Hyatt Hotels Corporation has announced a definitive agreement to acquire all outstanding shares of Playa Hotels & Resorts N.V. for $13.50 per share, in a deal valued at approximately $2.6 billion, including $900 million of debt. The move further strengthens Hyatt’s position as a leader in the all-inclusive resort market across Mexico, the Dominican Republic, and Jamaica.
The acquisition builds on Hyatt’s long-standing relationship with Playa, which has played a key role in the success of the Hyatt Ziva and Hyatt Zilara brands since their launch in 2013. Currently, Hyatt owns 9.4% of Playa’s shares and has worked closely with the company on the management and operation of eight all-inclusive resorts under its brands.
“Hyatt has firmly established itself as a leader in the all-inclusive space, a journey that began with our investment in Playa over a decade ago,” said Mark Hoplamazian, President and Chief Executive Officer of Hyatt. “This transaction allows us to broaden our portfolio while enhancing value for our stakeholders through an expanded management platform for all-inclusive resorts.”
Playa’s portfolio includes a collection of high-quality resorts in some of the region’s most sought-after destinations. By bringing these properties under Hyatt’s umbrella, the company aims to strengthen its presence in key leisure markets and leverage its extensive distribution network, including ALG Vacations and Unlimited Vacation Club, to drive further growth.
The acquisition follows Hyatt’s previous expansion efforts, including its 2021 acquisition of Apple Leisure Group and a 50/50 joint venture with Grupo Piñero in 2024, which added the Bahia Principe Hotels & Resorts to its Inclusive Collection. Today, Hyatt’s all-inclusive footprint spans approximately 55,000 rooms across Latin America, the Caribbean, and Europe.

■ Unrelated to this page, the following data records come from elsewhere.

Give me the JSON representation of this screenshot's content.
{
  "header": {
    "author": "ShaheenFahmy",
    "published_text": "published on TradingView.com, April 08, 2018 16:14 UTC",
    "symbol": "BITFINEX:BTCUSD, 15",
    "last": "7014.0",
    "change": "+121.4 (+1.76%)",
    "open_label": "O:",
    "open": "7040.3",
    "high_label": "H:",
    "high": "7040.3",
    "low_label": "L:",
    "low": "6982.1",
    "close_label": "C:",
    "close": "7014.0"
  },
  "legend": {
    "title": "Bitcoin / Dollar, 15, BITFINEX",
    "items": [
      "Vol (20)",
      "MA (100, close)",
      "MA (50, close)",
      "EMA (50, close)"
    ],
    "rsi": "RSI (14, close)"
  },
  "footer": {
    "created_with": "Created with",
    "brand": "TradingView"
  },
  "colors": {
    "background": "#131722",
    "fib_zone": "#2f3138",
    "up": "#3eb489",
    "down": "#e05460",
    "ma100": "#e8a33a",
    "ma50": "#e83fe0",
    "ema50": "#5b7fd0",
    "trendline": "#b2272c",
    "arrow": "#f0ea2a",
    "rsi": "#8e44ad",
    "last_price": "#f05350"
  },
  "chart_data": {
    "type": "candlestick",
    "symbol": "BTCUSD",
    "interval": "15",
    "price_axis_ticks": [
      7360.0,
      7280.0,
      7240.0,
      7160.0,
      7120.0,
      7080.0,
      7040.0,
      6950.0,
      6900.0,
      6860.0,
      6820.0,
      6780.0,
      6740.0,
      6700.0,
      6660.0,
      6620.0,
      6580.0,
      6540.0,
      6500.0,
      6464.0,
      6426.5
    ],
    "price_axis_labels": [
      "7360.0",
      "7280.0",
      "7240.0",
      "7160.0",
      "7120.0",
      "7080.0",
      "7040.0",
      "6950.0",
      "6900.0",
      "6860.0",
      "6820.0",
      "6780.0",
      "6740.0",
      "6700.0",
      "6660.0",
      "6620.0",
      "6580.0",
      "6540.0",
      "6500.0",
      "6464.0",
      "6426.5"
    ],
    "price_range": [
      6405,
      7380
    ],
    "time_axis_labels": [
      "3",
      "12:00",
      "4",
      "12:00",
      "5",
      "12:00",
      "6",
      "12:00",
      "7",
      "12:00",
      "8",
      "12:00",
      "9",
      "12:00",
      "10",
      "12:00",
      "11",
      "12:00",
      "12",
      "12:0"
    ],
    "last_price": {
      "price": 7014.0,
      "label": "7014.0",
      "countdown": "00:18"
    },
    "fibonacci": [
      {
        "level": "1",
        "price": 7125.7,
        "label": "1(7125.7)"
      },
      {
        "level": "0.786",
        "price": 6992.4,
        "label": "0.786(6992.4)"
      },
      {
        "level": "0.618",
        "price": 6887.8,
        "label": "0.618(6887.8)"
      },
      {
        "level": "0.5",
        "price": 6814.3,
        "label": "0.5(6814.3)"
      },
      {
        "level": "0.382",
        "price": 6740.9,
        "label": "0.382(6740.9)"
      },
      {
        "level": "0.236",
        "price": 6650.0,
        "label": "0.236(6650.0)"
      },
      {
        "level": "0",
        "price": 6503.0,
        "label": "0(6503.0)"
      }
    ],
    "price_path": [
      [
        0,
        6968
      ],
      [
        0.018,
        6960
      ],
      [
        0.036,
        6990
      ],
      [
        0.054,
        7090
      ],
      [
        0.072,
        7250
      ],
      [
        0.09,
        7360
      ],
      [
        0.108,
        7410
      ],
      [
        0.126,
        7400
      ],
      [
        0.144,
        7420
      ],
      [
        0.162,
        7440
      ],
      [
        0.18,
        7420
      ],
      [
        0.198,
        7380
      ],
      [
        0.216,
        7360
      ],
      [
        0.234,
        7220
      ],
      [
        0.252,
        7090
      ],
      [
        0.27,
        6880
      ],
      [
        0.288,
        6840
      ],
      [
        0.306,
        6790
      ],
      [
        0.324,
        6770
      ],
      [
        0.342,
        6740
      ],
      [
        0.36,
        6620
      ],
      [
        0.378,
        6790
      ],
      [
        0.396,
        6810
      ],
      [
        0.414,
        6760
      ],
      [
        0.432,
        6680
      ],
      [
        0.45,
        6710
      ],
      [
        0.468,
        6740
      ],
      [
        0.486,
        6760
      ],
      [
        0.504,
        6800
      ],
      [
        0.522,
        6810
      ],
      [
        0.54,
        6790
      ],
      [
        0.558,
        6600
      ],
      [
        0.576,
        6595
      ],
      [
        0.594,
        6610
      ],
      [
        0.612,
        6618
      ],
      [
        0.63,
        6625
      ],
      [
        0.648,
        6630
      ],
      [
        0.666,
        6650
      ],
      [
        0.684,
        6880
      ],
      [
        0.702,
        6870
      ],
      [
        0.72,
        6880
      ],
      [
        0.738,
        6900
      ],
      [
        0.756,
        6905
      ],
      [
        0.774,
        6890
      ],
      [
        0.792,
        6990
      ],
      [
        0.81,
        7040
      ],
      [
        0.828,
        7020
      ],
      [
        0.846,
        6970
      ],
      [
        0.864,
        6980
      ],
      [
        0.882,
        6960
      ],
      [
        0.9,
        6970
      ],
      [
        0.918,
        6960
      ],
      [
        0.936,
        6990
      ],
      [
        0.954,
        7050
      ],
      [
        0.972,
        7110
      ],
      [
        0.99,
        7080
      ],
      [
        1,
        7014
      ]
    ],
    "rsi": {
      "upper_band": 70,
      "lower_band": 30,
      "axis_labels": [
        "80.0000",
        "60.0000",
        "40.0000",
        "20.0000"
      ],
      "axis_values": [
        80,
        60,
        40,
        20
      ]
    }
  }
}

Despite the acquisition, Hyatt remains committed to its asset-light business model and plans to sell Playa’s owned properties to third-party buyers. The company expects to generate at least $2 billion from asset sales by the end of 2027, with asset-light earnings projected to exceed 90% on a pro forma basis. Hyatt will finance the acquisition entirely through new debt but aims to repay over 80% of the amount through proceeds from asset sales, maintaining its investment-grade credit profile. The transaction is expected to close later this year, subject to approval from Playa’s shareholders and regulatory authorities, as well as other customary closing conditions.